The opchain contents can then be passed to a parallel map operator as in the simpler example above. This operator computes and sets the following:

cmpx = (rx + sx) / 2.0
cmpy = (ry + sy) / 2.0

Common Properties

All of the operations defined in this set of operator classes could be hand coded as needed. The main thing they give you over a “roll you own” implementation is automatic handling of the following standard features of the MsPASS framework:

  • All handle error consistently using the mspasspy.ccore.util.ErrorLogger mechanism of MsPASS data objects.

  • All behave identically on some common error situations. There are three common errors all these functions handle. (1) If a key-value that the operator needs to fetch from Metadata is not defined the operator will kill the datum missing and log a standard message. (2) if the value extracted fails for the defined arithmetic operation the datum will again be killed with a standard message posted to the elog attribute of the data object. An example of this would be trying to do arithmetic on an attribute with a string value. (3) If the operator receives a datum that is not a MsPASS data object the operator will throw a MsPASSError object marked Fatal.

  • All the operators handle Ensembles in a consistent manner. Editing Metadata for an Ensemble object has an ambiguity because Ensemble objects often have attributes independent of the members (e.g. a common source gather may only have the source coordinates in the ensemble container.) To handle this all the apply methods have a common, optional argument apply_to_members. When set True the operator will automatically apply the operation to each member of the ensemble in a simple, serial loop. When false the operation is applied to the ensemble metadata container.
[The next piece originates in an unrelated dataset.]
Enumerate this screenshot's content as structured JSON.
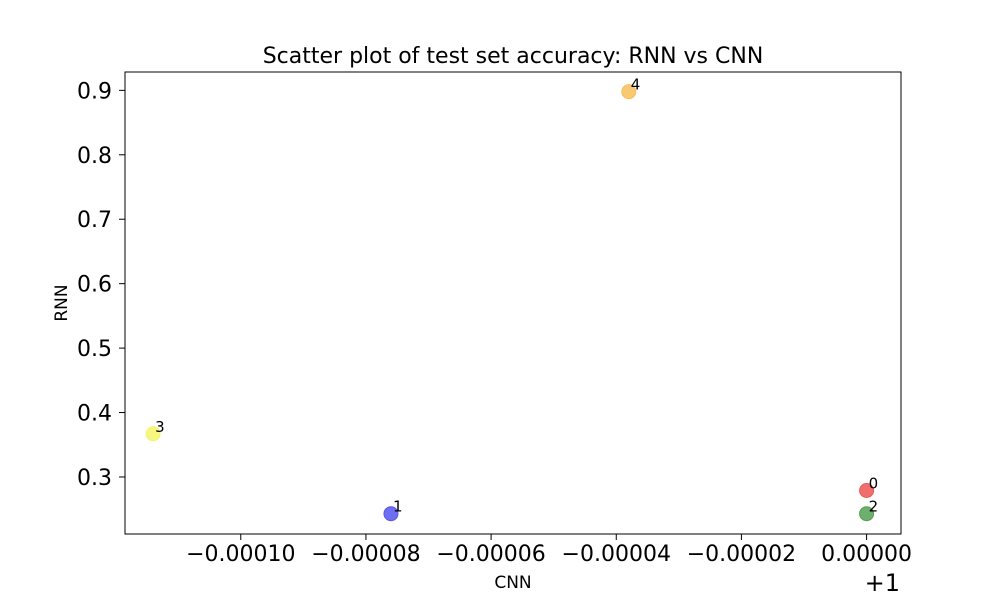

  • All the operators have wrappers to optionally enable the object-level history mechanism for each datum processed.

Best Practices

  1. It is important to be aware of the consistency of the Metadata attributes for a data set before running these operators. They will dogmatically kill data when required attributes are missing. If your data set has a lot of missing metadata required by the operator, the operators will kill every datum that is lacking that metadata attribute.

  2. It is far too easy to kill every datum in your data set if you read data by ensembles and fail to use the apply_to_members switch correctly. With the default value of False if you mix up the names for fields you set in the ensemble container and which you load with each atomic data object you can easily kill every ensemble in the data set. As always it is prudent to run tests with a restricted portion of the data to verify the operation does what you think it will before releasing a workflow on a huge data set.

  3. When you are aware that some data have deficient metadata attributes that are required for a calculation, it is prudent to first pass the workflow through one of the related Executioner classes to “kill” data that lack the required attributes.

  4. We have found that a chain of ChangeKey operator is almost always a far faster way to repair database name errors than to run one-at-a-time transactions with MongoDB. Millions of update transactions with MongoDB can (literally) take days to complete but the same operation done inline with a string of ChangeKey operations produces near zero overhead on any reasonable processing job. The same is true if the goal were to compute new attributes from all documents defining a large data set. It can be very slow to compute such attributes from a serial read-compute-update pure database compared to using the operators described in this section as a part of the workflow.